Agreement Portuguese

A new agreement between Portugal and Brazil – which came into force in Brazil in 1971 and Portugal in 1973 – brought spellings closer together. Eliminate written accents that are responsible for 70% of the discrepancies between the two official systems and those that marked the speechless syllable in words derived from the suffix or by -z-z. B smente (somente, “only”), s`zinho (sozinho, “alone”). Other attempts failed in 1975 – partly because of political upheavals in Portugal, the revolutionary process of progress (PREC) – and in 1986, because of the reaction triggered in both countries by the suppression of accents written in paroxytonic words. At the Community of Portuguese-speaking Countries Summit (including East Timor) in July 2004, the countries of Portugal (including East Timor) ratified the agreement and amended the text that advanced the reform in countries that had already ratified it and in the meantime accepted official spellings in other countries as legitimate; However, this should be done after an undefined transitional period. This spelling reform was to come into force after all the signatory countries had ratified it, but by the end of the decade only Brazil, Cape Verde and Portugal had done so, so the agreement could not enter into force. [6] Angola has not yet signed the agreement and has asked other PALOP countries to assist it in discussions on various points of the agreement with Portugal. [3] [4] The content and legal value of the treaty have not reached the consensus among linguists, philologists, scholars, journalists, writers, translators and personalities of the arts, politics and economics of Brazilian and Portuguese societies. Their application has therefore been the subject of differences of opinion for linguistic, political, economic and legal reasons. There are even those who claim that the treaty is unconstitutional. Others argue that the spelling agreement primarily serves Brazil`s geopolitical and economic interests. [Citation required] First, the spelling system, both in Brazil and Portugal, has determined the use of diacritic words in cases where two words would otherwise be homographic, but not homophones, such as.B.

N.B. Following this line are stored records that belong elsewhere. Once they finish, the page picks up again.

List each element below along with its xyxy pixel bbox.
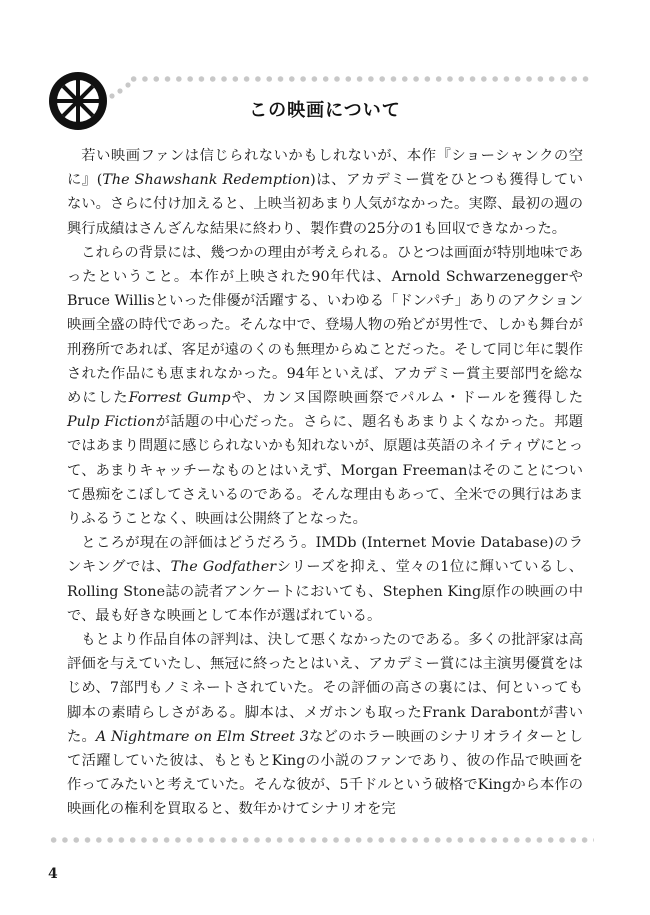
dotted-rule-bottom <box>48 837 594 843</box>
page-number: 4 <box>48 866 58 882</box>
italic-title: A Nightmare on Elm Street 3 <box>95 728 309 745</box>
dotted-rule-top <box>128 76 590 82</box>
body-paragraph <box>67 531 583 628</box>
body-paragraph <box>67 628 583 822</box>
text-run: もとより作品自体の評判は、決して悪くなかったのである。多くの批評家は高評価を与えていたし、無冠に終ったとはいえ、アカデミー賞には主演男優賞をはじめ、7部門もノミネートされていた。その評価の高さの裏には、何といっても脚本の素晴らしさがある。脚本は、メガホンも取ったFrank Darabontが書いた。 <box>67 632 583 745</box>
text-run: シリーズを抑え、堂々の1位に輝いているし、Rolling Stone誌の読者アンケートにおいても、Stephen King原作の映画の中で、最も好きな映画として本作が選ばれている。 <box>67 559 583 624</box>
text-run: が話題の中心だった。さらに、題名もあまりよくなかった。邦題ではあまり問題に感じられないかも知れないが、原題は英語のネイティヴにとって、あまりキャッチーなものとはいえず、Morgan Freemanはそのことについて愚痴をこぼしてさえいるのである。そんな理由もあって、全米での興行はあまりふるうことなく、映画は公開終了となった。 <box>67 414 583 528</box>
article-body <box>67 144 583 822</box>
text-run: 若い映画ファンは信じられないかもしれないが、本作『ショーシャンクの空に』( <box>67 148 583 189</box>
italic-title: Forrest Gump <box>128 390 231 407</box>
italic-title: The Shawshank Redemption <box>102 172 311 189</box>
text-run: ところが現在の評価はどうだろう。IMDb (Internet Movie Database)のランキングでは、 <box>67 535 583 576</box>
text-run: )は、アカデミー賞をひとつも獲得していない。さらに付け加えると、上映当初あまり人気がなかった。実際、最初の週の興行成績はさんざんな結果に終わり、製作費の25分の1も回収できなかった。 <box>67 172 583 237</box>
italic-title: Pulp Fiction <box>67 414 156 431</box>
body-paragraph <box>67 241 583 531</box>
text-run: これらの背景には、幾つかの理由が考えられる。ひとつは画面が特別地味であったということ。本作が上映された90年代は、Arnold SchwarzeneggerやBruce Willisといった俳優が活躍する、いわゆる「ドンパチ」ありのアクション映画全盛の時代であった。そんな中で、登場人物の殆どが男性で、しかも舞台が刑務所であれば、客足が遠のくのも無理からぬことだった。そして同じ年に製作された作品にも恵まれなかった。94年といえば、アカデミー賞主要部門を総なめにした <box>67 244 583 407</box>
italic-title: The Godfather <box>170 559 277 576</box>
page-header <box>0 0 650 150</box>
body-paragraph <box>67 144 583 241</box>
page-title: この映画について <box>249 100 401 121</box>
text-run: などのホラー映画のシナリオライターとして活躍していた彼は、もともとKingの小説のファンであり、彼の作品で映画を作ってみたいと考えていた。そんな彼が、5千ドルという破格でKingから本作の映画化の権利を買取ると、数年かけてシナリオを完 <box>67 728 583 818</box>
text-run: や、カンヌ国際映画祭でパルム・ドールを獲得した <box>230 390 583 407</box>
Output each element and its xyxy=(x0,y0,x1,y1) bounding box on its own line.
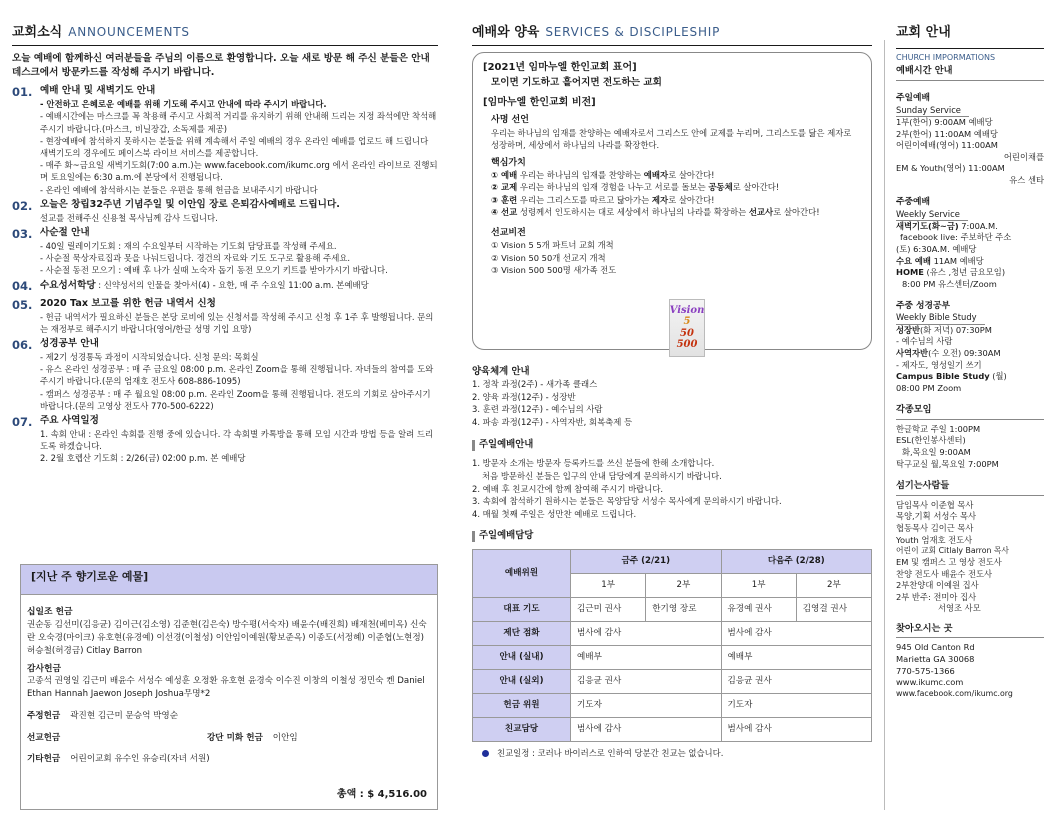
altar-offering-names: 이안임 xyxy=(272,732,298,743)
announcement-title: 예배 안내 및 새벽기도 안내 xyxy=(40,85,156,97)
part1-header: 1부 xyxy=(721,574,796,598)
guide-item: 4. 매월 첫째 주일은 성만찬 예배로 드립니다. xyxy=(472,508,637,519)
announcement-number: 07. xyxy=(12,415,33,430)
motto-heading: [2021년 임마누엘 한인교회 표어] xyxy=(483,61,637,73)
mission-offering-row xyxy=(27,733,431,745)
weekday-service-en: Weekly Service xyxy=(896,209,968,221)
announcements-column xyxy=(12,24,438,810)
group-line: ESL(한인봉사센터) xyxy=(896,435,966,446)
duty-table xyxy=(472,549,872,742)
info-title: 교회 안내 xyxy=(896,25,951,40)
guide-item: 처음 방문하신 분들은 입구의 안내 담당에게 문의하시기 바랍니다. xyxy=(482,470,722,481)
schedule-line: Campus Bible Study (월) xyxy=(896,371,1007,382)
training-item: 4. 파송 과정(12주) - 사역자반, 회복축제 등 xyxy=(472,417,633,428)
tithe-label: 십일조 헌금 xyxy=(27,607,73,617)
services-column xyxy=(472,24,872,810)
vision-box xyxy=(472,52,872,350)
training-item: 2. 양육 과정(12주) - 성장반 xyxy=(472,391,576,402)
announcement-item xyxy=(12,85,438,195)
groups-heading: 각종모임 xyxy=(896,404,1044,419)
duty-corner: 예배위원 xyxy=(473,550,571,598)
staff-line: 2부찬양대 이예원 집사 xyxy=(896,580,979,591)
staff-line: EM 및 캠퍼스 고 영상 전도사 xyxy=(896,557,1002,568)
table-row: 안내 (실외) 김응균 권사 김응균 권사 xyxy=(473,670,872,694)
announcement-title: 사순절 안내 xyxy=(40,226,90,238)
website-link[interactable]: www.ikumc.com xyxy=(896,677,964,688)
services-header xyxy=(472,24,872,46)
mission-text: 우리는 하나님의 임재를 찬양하는 예배자로서 그리스도 안에 교제를 누리며, 그리스도를 닮은 제자로 성장하며, 세상에서 하나님의 나라를 확장한다. xyxy=(491,127,852,151)
training-title: 양육체계 안내 xyxy=(472,365,530,377)
weekday-service-title: 주중예배 xyxy=(896,196,930,207)
announcement-title: 주요 사역일정 xyxy=(40,415,99,427)
announcement-title: 성경공부 안내 xyxy=(40,338,99,350)
schedule-heading: 예배시간 안내 xyxy=(896,65,1044,80)
vision-item: ③ Vision 500 500명 새가족 전도 xyxy=(491,265,617,276)
announcement-line: - 매주 화~금요일 새벽기도회(7:00 a.m.)는 www.facebook.com/ikumc.org 에서 온라인 라이브로 진행되며 토요일에는 6:30 a.m.에 본당에서 진행됩니다. xyxy=(40,160,438,183)
vision-item: ② Vision 50 50개 선교지 개척 xyxy=(491,252,606,263)
phone-line: 770-575-1366 xyxy=(896,665,955,676)
group-line: 탁구교실 월,목요일 7:00PM xyxy=(896,458,999,469)
value-item: ① 예배 우리는 하나님의 임재를 찬양하는 예배자로 살아간다! xyxy=(491,169,715,180)
training-item: 1. 정착 과정(2주) - 새가족 클래스 xyxy=(472,379,598,390)
guide-item: 1. 방문자 소개는 방문자 등록카드를 쓰신 분들에 한해 소개합니다. xyxy=(472,458,715,469)
services-title-en: SERVICES & DISCIPLESHIP xyxy=(545,25,721,39)
altar-offering-label: 강단 미화 헌금 xyxy=(207,732,263,743)
sunday-service-en: Sunday Service xyxy=(896,105,969,117)
group-line: 화,목요일 9:00AM xyxy=(902,447,971,458)
announcement-item xyxy=(12,279,438,295)
guide-item: 2. 예배 후 친교시간에 함께 참여해 주시기 바랍니다. xyxy=(472,483,664,494)
table-row: 대표 기도 김근미 권사 한기영 장로 유경예 권사 김영걸 권사 xyxy=(473,598,872,622)
table-row: 제단 점화 범사에 감사 범사에 감사 xyxy=(473,622,872,646)
other-offering-names: 어린이교회 유수인 유승리(자녀 서원) xyxy=(70,754,210,765)
announcement-number: 01. xyxy=(12,85,33,100)
announcement-number: 05. xyxy=(12,297,33,312)
column-divider xyxy=(884,40,885,810)
vision-heading: [임마누엘 한인교회 비전] xyxy=(483,96,596,108)
group-line: 한글학교 주일 1:00PM xyxy=(896,423,981,434)
sunday-offering-row xyxy=(27,711,431,723)
mission-offering-label: 선교헌금 xyxy=(27,732,61,743)
welcome-intro: 오늘 예배에 함께하신 여러분들을 주님의 이름으로 환영합니다. 오늘 새로 방문 해 주신 분들은 안내 데스크에서 방문카드를 작성해 주시기 바랍니다. xyxy=(12,52,430,79)
values-label: 핵심가치 xyxy=(491,157,526,168)
schedule-line: 1부(한어) 9:00AM 예배당 xyxy=(896,116,993,127)
announcements-title-en: ANNOUNCEMENTS xyxy=(68,25,190,39)
announcement-line: : 신약성서의 인물을 찾아서(4) - 요한, 매 주 수요일 11:00 a.m. 본예배당 xyxy=(95,280,369,291)
announcement-item xyxy=(12,199,438,224)
announcement-line: - 사순절 동전 모으기 : 예배 후 나가 실때 노숙자 돕기 동전 모으기 키트를 받아가시기 바랍니다. xyxy=(40,265,388,276)
motto-text: 모이면 기도하고 흩어지면 전도하는 교회 xyxy=(491,77,662,89)
sunday-offering-names: 곽진현 김근미 문승억 박영순 xyxy=(70,711,179,722)
staff-line: 어린이 교회 Citlaly Barron 목사 xyxy=(896,546,1009,556)
announcement-title: 수요성서학당 xyxy=(40,280,96,292)
schedule-line: - 예수님의 사람 xyxy=(896,336,953,347)
church-info-column xyxy=(896,24,1044,810)
announcement-item xyxy=(12,415,438,465)
announcement-line: - 예배시간에는 마스크를 꼭 착용해 주시고 사회적 거리를 유지하기 위해 안내해 드리는 지정 좌석에만 착석해 주시기 바랍니다.(마스크, 비닐장갑, 소독제를 제공) xyxy=(40,111,437,134)
announcement-line: - 사순절 묵상자료집과 못을 나눠드립니다. 경건의 자료와 기도 도구로 활용해 주세요. xyxy=(40,252,351,263)
announcement-line: 2. 2월 호렙산 기도회 : 2/26(금) 02:00 p.m. 본 예배당 xyxy=(40,453,246,464)
services-title: 예배와 양육 xyxy=(472,25,540,40)
value-item: ④ 선교 성령께서 인도하시는 대로 세상에서 하나님의 나라를 확장하는 선교사로 살아간다! xyxy=(491,207,820,218)
announcement-line: - 현장예배에 참석하지 못하시는 분들을 위해 계속해서 주일 예배의 경우 온라인 예배를 업로드 해 드립니다 새벽기도의 경우에도 페이스북 라이브 서비스를 제공합니다. xyxy=(40,135,429,158)
staff-line: 협동목사 김이근 목사 xyxy=(896,522,974,533)
announcement-line: 1. 속회 안내 : 온라인 속회를 진행 중에 있습니다. 각 속회별 카톡방을 통해 모임 시간과 방법 등을 알려 드리도록 하겠습니다. xyxy=(40,428,434,452)
schedule-line: 어린이채플 xyxy=(1003,151,1044,162)
announcement-line: - 캠퍼스 성경공부 : 매 주 월요일 08:00 p.m. 온라인 Zoom을 통해 진행됩니다. 전도의 기회로 삼아주시기 바랍니다.(문의 고영상 전도사 770-500-6222) xyxy=(40,388,431,411)
table-row: 안내 (실내) 예배부 예배부 xyxy=(473,646,872,670)
schedule-line: 2부(한어) 11:00AM 예배당 xyxy=(896,128,998,139)
announcement-item xyxy=(12,298,438,335)
part1-header: 1부 xyxy=(571,574,646,598)
bullet-icon xyxy=(482,750,489,757)
staff-line: 목양,기획 서성수 목사 xyxy=(896,511,977,522)
address-line: Marietta GA 30068 xyxy=(896,654,975,665)
facebook-link[interactable]: www.facebook.com/ikumc.org xyxy=(896,688,1013,698)
info-title-en: CHURCH IMPORMATIONS xyxy=(896,48,1044,64)
staff-line: 서영조 사모 xyxy=(938,603,981,614)
vision-logo: Vision 5 50 500 xyxy=(669,299,705,357)
bible-study-en: Weekly Bible Study xyxy=(896,312,985,324)
announcement-line: - 안전하고 은혜로운 예배를 위해 기도해 주시고 안내에 따라 주시기 바랍니다. xyxy=(40,99,327,110)
staff-line: 2부 반주: 전미아 집사 xyxy=(896,591,977,602)
schedule-line: 수요 예배 11AM 예배당 xyxy=(896,255,984,266)
staff-line: Youth 엄재호 전도사 xyxy=(896,534,973,545)
announcement-line: 설교를 전해주신 신용철 목사님께 감사 드립니다. xyxy=(40,212,218,223)
announcement-line: - 헌금 내역서가 필요하신 분들은 본당 로비에 있는 신청서를 작성해 주시고 신청 후 1주 후 발행됩니다. 문의는 재정부로 해주시기 바랍니다(영어/한글 성명 기입 요망) xyxy=(40,311,434,334)
announcement-item xyxy=(12,227,438,277)
bible-study-title: 주중 성경공부 xyxy=(896,300,951,311)
table-row: 친교담당 범사에 감사 범사에 감사 xyxy=(473,718,872,742)
table-row: 헌금 위원 기도자 기도자 xyxy=(473,694,872,718)
sunday-offering-label: 주정헌금 xyxy=(27,711,61,722)
schedule-line: EM & Youth(영어) 11:00AM xyxy=(896,163,1005,174)
guide-list xyxy=(472,457,872,520)
schedule-line: 새벽기도(화~금) 7:00A.M. xyxy=(896,220,998,231)
offering-box xyxy=(20,564,438,810)
vision-item: ① Vision 5 5개 파트너 교회 개척 xyxy=(491,240,614,251)
people-heading: 섬기는사람들 xyxy=(896,480,1044,495)
schedule-line: HOME (유스 ,청년 금요모임) xyxy=(896,267,1006,278)
thanks-names: 고종석 권영일 김근미 배윤수 서성수 예성훈 오정환 유호현 윤경숙 이수진 이창의 이철성 정민숙 켄 Daniel Ethan Hannah Jaewon Joseph Joshua무명*2 xyxy=(27,676,425,700)
staff-line: 찬양 전도사 배윤수 전도사 xyxy=(896,568,993,579)
vision-label: 선교비전 xyxy=(491,228,526,239)
schedule-line: 08:00 PM Zoom xyxy=(896,382,962,393)
value-item: ③ 훈련 우리는 그리스도를 따르고 닮아가는 제자로 살아간다! xyxy=(491,194,715,205)
tithe-names: 권순동 김선미(김응균) 김이근(김소영) 김준현(김은숙) 방수평(서숙자) 배윤수(배진희) 배재천(베미옥) 신숙란 오숙경(마이크) 유호현(유경예) 이선경(이철성) 이안임이예원(황보준옥) 이종도(서정혜) 이준협(노현정) 허승철(허경금) Citlay Barron xyxy=(27,619,427,656)
schedule-line: (토) 6:30A.M. 예배당 xyxy=(896,244,977,255)
other-offering-label: 기타헌금 xyxy=(27,754,61,765)
duty-title: 주일예배담당 xyxy=(472,530,872,543)
announcement-line: - 제2기 성경통독 과정이 시작되었습니다. 신청 문의: 목회실 xyxy=(40,352,259,363)
fellowship-notice: 친교일정 : 코러나 바이러스로 인하여 당분간 친교는 없습니다. xyxy=(482,748,872,759)
address-line: 945 Old Canton Rd xyxy=(896,642,975,653)
staff-line: 담임목사 이준협 목사 xyxy=(896,499,974,510)
announcement-line: - 유스 온라인 성경공부 : 매 주 금요일 08:00 p.m. 온라인 Zoom을 통해 진행됩니다. 자녀들의 참여를 도와 주시기 바랍니다.(문의 엄재호 전도사 608-886-1095) xyxy=(40,364,434,387)
announcements-header xyxy=(12,24,438,46)
announcement-line: - 40일 릴레이기도회 : 재의 수요일부터 시작하는 기도회 담당표를 작성해 주세요. xyxy=(40,240,337,251)
address-heading: 찾아오시는 곳 xyxy=(896,623,1044,638)
announcement-list xyxy=(12,85,438,464)
schedule-line: - 제자도, 영성일기 쓰기 xyxy=(896,359,982,370)
announcement-line: - 온라인 예배에 참석하시는 분들은 우편을 통해 헌금을 보내주시기 바랍니다 xyxy=(40,184,318,195)
announcement-number: 03. xyxy=(12,226,33,241)
guide-title: 주일예배안내 xyxy=(472,439,872,452)
announcement-number: 02. xyxy=(12,198,33,213)
schedule-line: 사역자반(수 오전) 09:30AM xyxy=(896,347,1001,358)
schedule-line: 8:00 PM 유스센터/Zoom xyxy=(902,278,997,289)
announcement-item xyxy=(12,338,438,412)
announcement-number: 04. xyxy=(12,279,33,294)
announcement-title: 오늘은 창립32주년 기념주일 및 이안임 장로 은퇴감사예배로 드립니다. xyxy=(40,198,340,210)
announcements-title: 교회소식 xyxy=(12,25,63,40)
other-offering-row xyxy=(27,754,431,766)
schedule-line: 어린이예배(영어) 11:00AM xyxy=(896,140,998,151)
part2-header: 2부 xyxy=(796,574,871,598)
announcement-title: 2020 Tax 보고를 위한 헌금 내역서 신청 xyxy=(40,297,216,309)
next-week-header: 다음주 (2/28) xyxy=(721,550,872,574)
training-list xyxy=(472,378,872,428)
schedule-line: facebook live: 주보하단 주소 xyxy=(900,232,1012,243)
schedule-line: 성장반(화 저녁) 07:30PM xyxy=(896,324,992,335)
thanks-label: 감사헌금 xyxy=(27,663,61,674)
offering-title: [지난 주 향기로운 예물] xyxy=(21,565,437,595)
offering-total: 총액 : $ 4,516.00 xyxy=(336,788,427,800)
this-week-header: 금주 (2/21) xyxy=(571,550,722,574)
schedule-line: 유스 센타 xyxy=(1009,175,1044,186)
training-item: 3. 훈련 과정(12주) - 예수님의 사람 xyxy=(472,404,603,415)
value-item: ② 교제 우리는 하나님의 임재 경험을 나누고 서로를 돌보는 공동체로 살아간다! xyxy=(491,182,780,193)
mission-label: 사명 선언 xyxy=(491,115,529,126)
part2-header: 2부 xyxy=(646,574,721,598)
guide-item: 3. 속회에 참석하기 원하시는 분들은 목양담당 서성수 목사에게 문의하시기 바랍니다. xyxy=(472,496,782,507)
announcement-number: 06. xyxy=(12,338,33,353)
sunday-service-title: 주일예배 xyxy=(896,92,930,103)
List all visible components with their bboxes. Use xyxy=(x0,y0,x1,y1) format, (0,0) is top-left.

“Agreement” that distinguishes them from “I wake up”. This principle was abandoned in Portugal in 1945 and in Brazil in 1973, to a dozen. (In most cases, homographs were different parts of the language, meaning that the context was sufficient to distinguish them.) To develop the agreement, the following delegations met at the Lisbon Academy of Sciences from 6 to 12 October 1990: in 1911, after the founding of the Portuguese Republic, a vast orthographic reform – the spelling reform of 1911 – completely changed the face of the written language and brought it closer to the contemporary debate. However, this reform was carried out without agreement with Brazil, so that the two countries have two completely different spellings: Portugal with its reformed spelling, Brazil with its traditional spelling (pseudo-etimological, called “pseudo-etymological”). The 1990 orthographic agreement proposes to oust the letters c and p of Euro-African spelling, if they are silent, the abolition of the diamertic mark of Brazilian spelling and the elimination of the acute accent of diphthongs éi and i in paroxytonic words. With regard to the different spellings animo and an`nimo, de facto and fato, both are considered legitimate, according to the dialect of the author or the person transcribed. The agreement also contains some common guidelines for the use of dashes and broad principles, the first of which have yet to be developed and defined in a common vocabulary.